QSR visits happen within larger journeys
Group ordering carries a high coordination cost
Payments rely on informal systems
Ordering for a group often requires one person to collect everyone’s choices, customize items, and confirm details at the kiosk or counter. This creates friction and slows the ordering process, especially when multiple people want different modifications.
Teens rarely visit quick-service restaurants as standalone destinations. Instead, stops at places like McDonald’s are woven into larger social routines—between activities, after events, or while traveling with friends—making speed and coordination especially important.
When one person places the order, teens often settle up afterward using cash, IOUs, or quick peer-to-peer transfers. These informal payment methods create small moments of uncertainty around who owes what and when.

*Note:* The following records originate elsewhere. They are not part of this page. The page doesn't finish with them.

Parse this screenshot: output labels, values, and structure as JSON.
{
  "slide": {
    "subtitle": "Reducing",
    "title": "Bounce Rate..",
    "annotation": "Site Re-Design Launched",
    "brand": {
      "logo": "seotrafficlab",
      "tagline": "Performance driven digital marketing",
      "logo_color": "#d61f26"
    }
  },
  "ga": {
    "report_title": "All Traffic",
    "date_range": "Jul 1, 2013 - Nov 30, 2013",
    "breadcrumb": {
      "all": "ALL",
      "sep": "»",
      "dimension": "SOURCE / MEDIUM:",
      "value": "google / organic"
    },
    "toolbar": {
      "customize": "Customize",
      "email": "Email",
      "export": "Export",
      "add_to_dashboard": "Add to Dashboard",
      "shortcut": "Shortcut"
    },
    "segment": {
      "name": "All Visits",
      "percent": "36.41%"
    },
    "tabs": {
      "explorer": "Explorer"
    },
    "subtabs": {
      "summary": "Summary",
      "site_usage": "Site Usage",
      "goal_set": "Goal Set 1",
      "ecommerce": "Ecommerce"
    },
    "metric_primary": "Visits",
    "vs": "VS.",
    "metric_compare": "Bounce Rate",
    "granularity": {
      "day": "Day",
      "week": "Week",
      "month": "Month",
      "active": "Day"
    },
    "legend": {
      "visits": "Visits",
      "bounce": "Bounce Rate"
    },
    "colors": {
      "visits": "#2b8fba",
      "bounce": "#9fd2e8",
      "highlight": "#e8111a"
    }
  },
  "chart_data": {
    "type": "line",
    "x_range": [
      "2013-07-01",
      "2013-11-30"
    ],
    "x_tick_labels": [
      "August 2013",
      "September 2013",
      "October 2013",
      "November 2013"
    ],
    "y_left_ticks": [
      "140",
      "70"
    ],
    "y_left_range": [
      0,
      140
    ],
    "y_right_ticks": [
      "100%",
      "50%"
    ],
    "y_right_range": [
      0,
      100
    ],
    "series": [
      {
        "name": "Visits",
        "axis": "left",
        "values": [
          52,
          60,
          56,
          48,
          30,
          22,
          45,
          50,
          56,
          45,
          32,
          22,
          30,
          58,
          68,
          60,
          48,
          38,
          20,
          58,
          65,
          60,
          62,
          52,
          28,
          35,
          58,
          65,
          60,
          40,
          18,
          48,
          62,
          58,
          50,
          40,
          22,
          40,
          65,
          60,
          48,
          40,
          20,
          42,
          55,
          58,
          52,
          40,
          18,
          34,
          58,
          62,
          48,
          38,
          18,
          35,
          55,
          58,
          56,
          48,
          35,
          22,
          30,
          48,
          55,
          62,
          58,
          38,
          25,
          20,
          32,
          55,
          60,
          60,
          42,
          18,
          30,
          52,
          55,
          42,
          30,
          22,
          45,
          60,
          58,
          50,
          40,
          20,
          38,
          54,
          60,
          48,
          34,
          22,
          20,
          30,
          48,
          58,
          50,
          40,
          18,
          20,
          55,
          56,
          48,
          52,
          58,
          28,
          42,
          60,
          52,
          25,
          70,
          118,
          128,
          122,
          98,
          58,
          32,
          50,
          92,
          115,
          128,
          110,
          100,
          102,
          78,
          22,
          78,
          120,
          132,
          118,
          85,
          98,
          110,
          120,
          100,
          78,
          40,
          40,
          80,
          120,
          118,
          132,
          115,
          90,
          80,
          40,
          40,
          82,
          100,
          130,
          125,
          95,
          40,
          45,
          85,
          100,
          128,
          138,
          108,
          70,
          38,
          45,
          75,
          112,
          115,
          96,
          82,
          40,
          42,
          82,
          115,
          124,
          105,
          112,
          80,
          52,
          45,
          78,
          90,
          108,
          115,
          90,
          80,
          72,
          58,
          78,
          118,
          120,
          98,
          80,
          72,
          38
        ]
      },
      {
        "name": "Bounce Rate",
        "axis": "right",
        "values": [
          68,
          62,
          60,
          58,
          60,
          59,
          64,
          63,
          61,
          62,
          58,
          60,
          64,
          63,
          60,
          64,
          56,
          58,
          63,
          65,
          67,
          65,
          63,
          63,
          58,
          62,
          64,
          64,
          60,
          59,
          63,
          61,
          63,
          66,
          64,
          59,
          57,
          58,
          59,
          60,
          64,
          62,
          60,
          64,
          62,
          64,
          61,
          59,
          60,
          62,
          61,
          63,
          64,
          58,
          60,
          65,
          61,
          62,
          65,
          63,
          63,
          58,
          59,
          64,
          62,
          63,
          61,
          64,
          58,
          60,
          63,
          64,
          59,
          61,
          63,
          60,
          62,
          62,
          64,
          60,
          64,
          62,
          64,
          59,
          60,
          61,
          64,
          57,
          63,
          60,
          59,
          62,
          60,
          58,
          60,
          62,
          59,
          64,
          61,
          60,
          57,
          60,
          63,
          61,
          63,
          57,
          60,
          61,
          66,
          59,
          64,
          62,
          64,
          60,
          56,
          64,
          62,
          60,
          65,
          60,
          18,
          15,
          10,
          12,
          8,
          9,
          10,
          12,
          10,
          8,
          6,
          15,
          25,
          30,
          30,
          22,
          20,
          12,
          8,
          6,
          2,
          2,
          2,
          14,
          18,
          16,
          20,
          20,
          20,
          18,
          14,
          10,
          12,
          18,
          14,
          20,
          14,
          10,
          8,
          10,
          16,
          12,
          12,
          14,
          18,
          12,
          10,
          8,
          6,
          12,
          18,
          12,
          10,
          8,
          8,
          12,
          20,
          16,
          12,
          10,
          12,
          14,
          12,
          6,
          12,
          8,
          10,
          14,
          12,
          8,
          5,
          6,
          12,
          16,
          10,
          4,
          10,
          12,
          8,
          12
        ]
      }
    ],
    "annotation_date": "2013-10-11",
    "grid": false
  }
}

Conducted as part of the Interaction Design studio within Northwestern University’s Engineering Design Innovation (EDI) curriculum, Squad Up explores how quick-service restaurants can reengage the family segment by activating teenage social groups. Teens frequently visit McDonald’s in the transitional moments between activities, yet existing ordering systems are designed primarily for individuals or traditional families. The project investigates how collaborative mobile ordering could allow friend groups to build shared orders, manage individual payments, and coordinate pickup through a single seamless experience.
Teens often stop at McDonald’s between activities, revealing a family segment that extends beyond parents and kids to include friend groups.
The process began with secondary research on quick-service restaurant behaviors and the evolving role of teenage social groups within the family segment. Primary research followed through four site observations, eight qualitative interviews, and twenty-two survey responses to understand how teens coordinate group food orders, payments, and pickup during shared outings. These findings were synthesized into key insights that informed ideation around collaborative ordering and reduced coordination friction. Early concepts were explored through iterative wireframing and prototyping, with A/B testing across different user flows and interface screens to evaluate usability and group coordination dynamics. Insights from testing informed successive refinements, ultimately shaping a streamlined “happy path” that supports shared ordering, individual payments, and coordinated group pickup.
Methods




Squad Up is a collaborative group-ordering feature designed to simplify how teenage friend groups coordinate food orders within the McDonald’s mobile app. Users can invite friends via QR code or link, add items to a shared cart, track individual selections in real time, and review the full order together before checkout—reducing the coordination friction that often arises when one person orders for the group.
Design Solution
I led wireframing and helped shape the interaction design for the Squad Up experience, translating research insights into user flows, interface structures, and key features that supported collaborative ordering. I conducted UX research through site observations, interviews, and surveys, and worked with the team to synthesize findings into insights that informed the design direction. I also created visual digital assets and interface designs used to communicate the concept and user journey. The project culminated in presenting our solution to a board of McDonald’s executives, where we shared the research, design rationale, and final experience. Through this work, the project highlighted how digital ordering systems can better support the social dynamics of teen friend groups, demonstrated the value of reducing coordination friction in group experiences, and reinforced the importance of cross-disciplinary collaboration in shaping service and interaction design solutions.
Roles & Takeaways


The final concept was communicated through high-fidelity mobile interface designs illustrating the Squad Up group-ordering experience, alongside host and guest user flows that demonstrate how users invite friends, build a shared cart, track individual contributions, and review the order together before submission.